5 thoughts on “All politics is local, expropriation edition

  1. locojhon

    Wait a minute, Setty.
    You’re not suggesting that the USG in consort with MNCs could possibly be colluding to wreak economic havoc in Venezuela, are you?
    Next thing you’ll be telling me is that Arbenz was deposed by the United Fruit Company.
    I’m shocked, I tell ya—shocked!
    locoto

    1. sapitosetty Post author

      I suppose that’s a possibility, I hadn’t really thought of it. I don’t see any evidence of collusion, or of an attempt to wreak economic havoc. I see a company that is playing what it sees as the normal game: rules is rules. But it looks to me like they are being typically gringo, ignoring the historic context. On the other side, my impression is that for Rafael Ramirez and Hugo Chavez, the historic context is primary. To them, every moment of any relationship between Venezuela and the USA is infused with this history. So for them, any sort of confrontational approach carries echoes of this history and leads to what outsiders may see as an overreaction. A PDVSA worker taught me a local truism a few days ago when we were talking about the apparent rhetorical overreaction to what outsiders may see as pretty minor issues: “once bitten by a snake, you’re scared of a worm.”

  2. Steve

    Sorry, but I just don’t see how Venezuela has been abused in its relationship with the USA. Especially involving oil service companies.

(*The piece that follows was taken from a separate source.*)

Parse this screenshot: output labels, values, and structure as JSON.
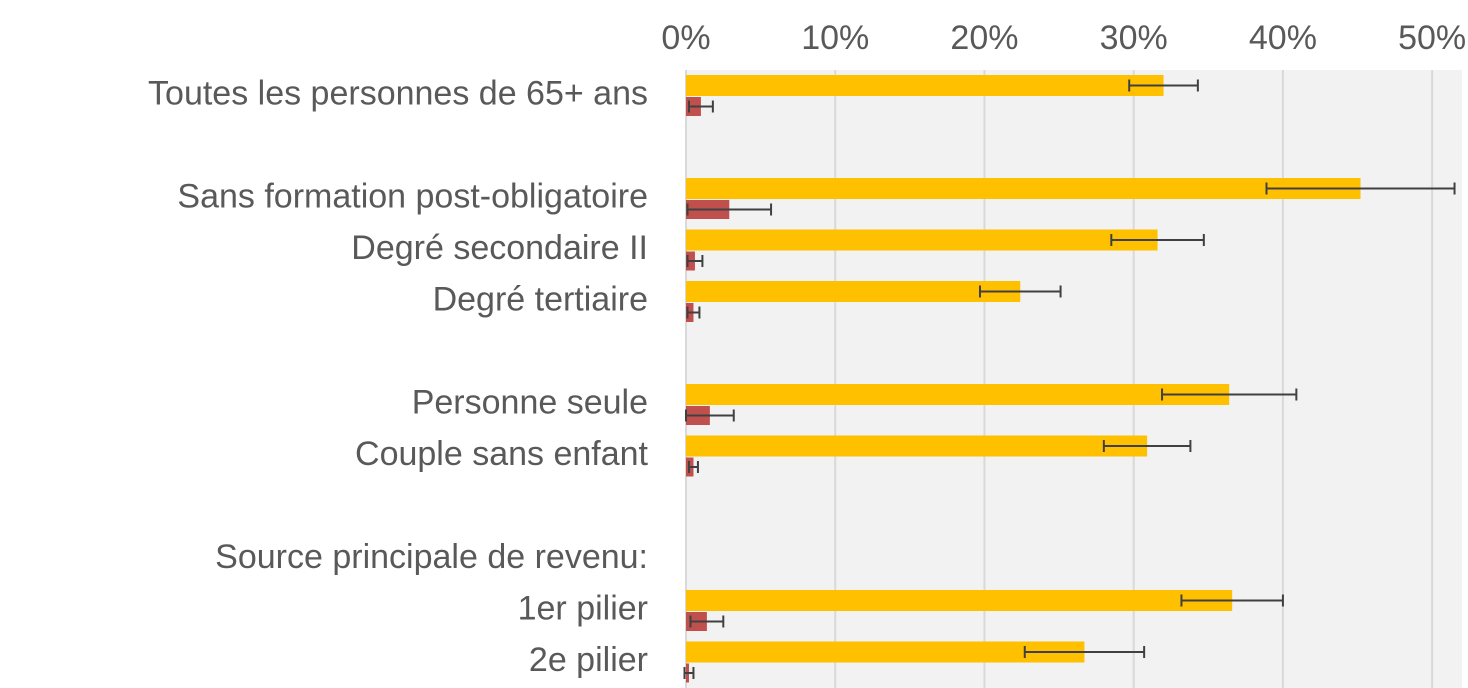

    And H&P mentions, they have been in Venezuela for over 50 years. That is “historic”. Venezuela had earned a reputation as a good place to work, and had benefited from lower prices for services than in many other countries. The industry was large enough to support local manufacturing of many components, such as drilling bits and pump parts, and local ownership of major contractors, such as cementing, engineering and construction, etc. That promoted REAL local investment (as opposed to the capital flight so prevalent in the continent), a rise in the professional and middle classes, people who had benefited from stability and progress.

    Chavez has ruined all of that, single-handedly.

  3. Quico

    I think you’re glossing over the really interesting bit in this story: what this does to Venezuela’s ability to get rigs moving forward, and the (possible) impact of Deepwater Horizon on this situation.

    A friend of mine in the industry was telling me that startling numbers of drilling contractors now find themselves sitting on idled rigs in the Gulf due to the drilling moratorium there, which has turned the rig market quite suddenly from a renters’ market into a landlord’s market, with dozens of companies scrambling to find places to locate their rigs now that the Gulf is out of reach.

    The really interesting bit, it seems to me, is the way the disaster in the Gulf ended up strengthening Ramírez’s hand and abating the risks inherent in nationalization. ¿O no?

    1. Steve

      Quico, I think that’s an oversimplification.

      If I understand you correctly, you’re saying that events in the Gulf of Mexico are going to make rigs more accessible to PDVSA and generally favor Venezuela.

      I disagree. In my opinion Venezuela’s treatment of their contractors and other businesses is and will continue to have a deterrent effect, meaning that Venezuela will not benefit from the rigs that are becoming available.

      There are several rig markets, but I’ll lump them into two for now:

      1. Land and shallow water drilling rigs. This is what Venezuela has and needs. These are not affected by the Obama administration’s ban at all. Their availability depends on oil prices; more precisely, what oil companies think oil prices are going to do.

      2. Deepwater rigs are a different breed altogether. Those are the ones that may be banned in the USA (in legal limbo for now), but there are only 33 of these rigs. Some of those owners are looking for work but PDVSA is not on their list of potential customers. Venezuela has no deepwater reserves and no plans (or money) to search for or develop them. Other companies and other places need such rigs, and some may go to Brazil, Angola, or other places. I don’t think their owners are so desperate that they will consider going to Venezuela.

      The ban is going to put a crimp in long-range production plans, which will help the price of oil go up faster than it might have done otherwise. This helps Venezuela, but only indirectly.